Au gré des épisodes mettant en scène Nicolò le joueur, Andrea le sculpteur, Lorenzo le peintre, Veronica la courtisane, Elena la femme savante, Paulina la chorsite ou Julien le photographe, Venise se dévoile et se dérobe. Pour les héros de ces récits, visiteurs éperdus, la rencontre ne se produit pas. Venise secrète, dont l'âme inaccessible n'a cessé d'inspirer et de fasciner les artistes, garde sa part d'ombre, impénétrable aux étrangers qui, ayant tenté de saisir son mystère, repartent bredouilles et amers.
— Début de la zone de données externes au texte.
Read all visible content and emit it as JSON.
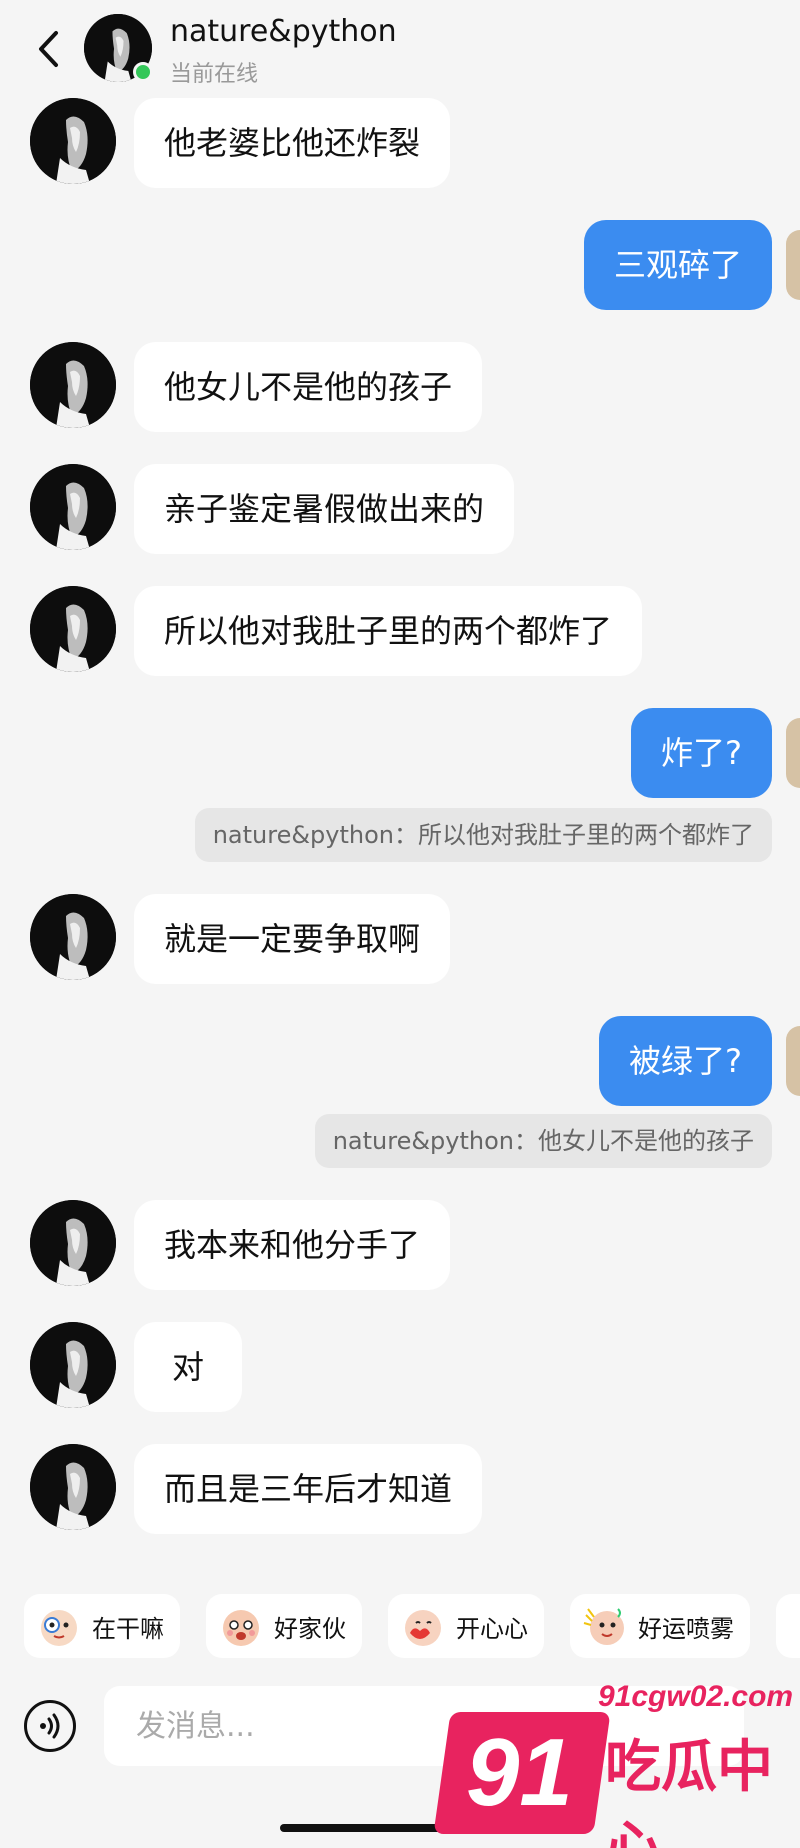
{
  "header": {
    "contact_name": "nature&python",
    "status": "当前在线"
  },
  "messages": [
    {
      "dir": "in",
      "text": "他老婆比他还炸裂"
    },
    {
      "dir": "out",
      "text": "三观碎了"
    },
    {
      "dir": "in",
      "text": "他女儿不是他的孩子"
    },
    {
      "dir": "in",
      "text": "亲子鉴定暑假做出来的"
    },
    {
      "dir": "in",
      "text": "所以他对我肚子里的两个都炸了"
    },
    {
      "dir": "out",
      "text": "炸了?"
    },
    {
      "dir": "quote",
      "text": "nature&python：所以他对我肚子里的两个都炸了"
    },
    {
      "dir": "in",
      "text": "就是一定要争取啊"
    },
    {
      "dir": "out",
      "text": "被绿了?"
    },
    {
      "dir": "quote",
      "text": "nature&python：他女儿不是他的孩子"
    },
    {
      "dir": "in",
      "text": "我本来和他分手了"
    },
    {
      "dir": "in",
      "text": "对"
    },
    {
      "dir": "in",
      "text": "而且是三年后才知道"
    }
  ],
  "quick_replies": [
    {
      "label": "在干嘛",
      "icon": "sticker-icon"
    },
    {
      "label": "好家伙",
      "icon": "sticker-icon"
    },
    {
      "label": "开心心",
      "icon": "sticker-icon"
    },
    {
      "label": "好运喷雾",
      "icon": "sticker-icon"
    }
  ],
  "input": {
    "placeholder": "发消息..."
  },
  "watermark": {
    "url": "91cgw02.com",
    "number": "91",
    "brand": "吃瓜中心"
  },
  "colors": {
    "outgoing_bubble": "#3b8cf0",
    "incoming_bubble": "#ffffff",
    "background": "#f5f5f5",
    "online": "#34c759",
    "watermark": "#e8235f"
  }
}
Vénitienne d'adoption depuis une trentaine d'années, c'est d'une plume fluide et érudite que Dominique Paravel mène son lecteur dans le dédale des ruelles et des canaux, mais aussi à travers les archives de la Cité des doges. Pour sa richesse historique et sa langue sensuelle et impudique, ce livre est à rapprocher des Chroniques napolitaines de Jean Noël Schifano.
J'ai reçu Nouvelles vénitiennes, dédicacées d'un gentil mot de l'auteur, grâce à un partenariat Babelio avec les éditions Serge Safran que je remercie tous les deux ! Quelques mots (empruntés chez Mollat, Ces mots-là) :
[Serge Safran] a choisi de lancer sa marque, sans faussse pudeur avec son nom dessus. Son ambition est raisonnable et nous laisse penser que ce n’est pas la fortune que recherche ce directeur littéraire aux choix très respectés parmi ses pairs. Trois livres par an viendront enrichir ce mince catalogue qui se souciera d’exigence. L’éditeur annonce qu’il s’agit d’un choix personnel guidé par l’originalité du sujet, la force d’émotivité et le dérangement des codes établis, qu’ils soient moraux, littéraires ou esthétiques. L’idée est avant tout d’offrir de réelles découvertes.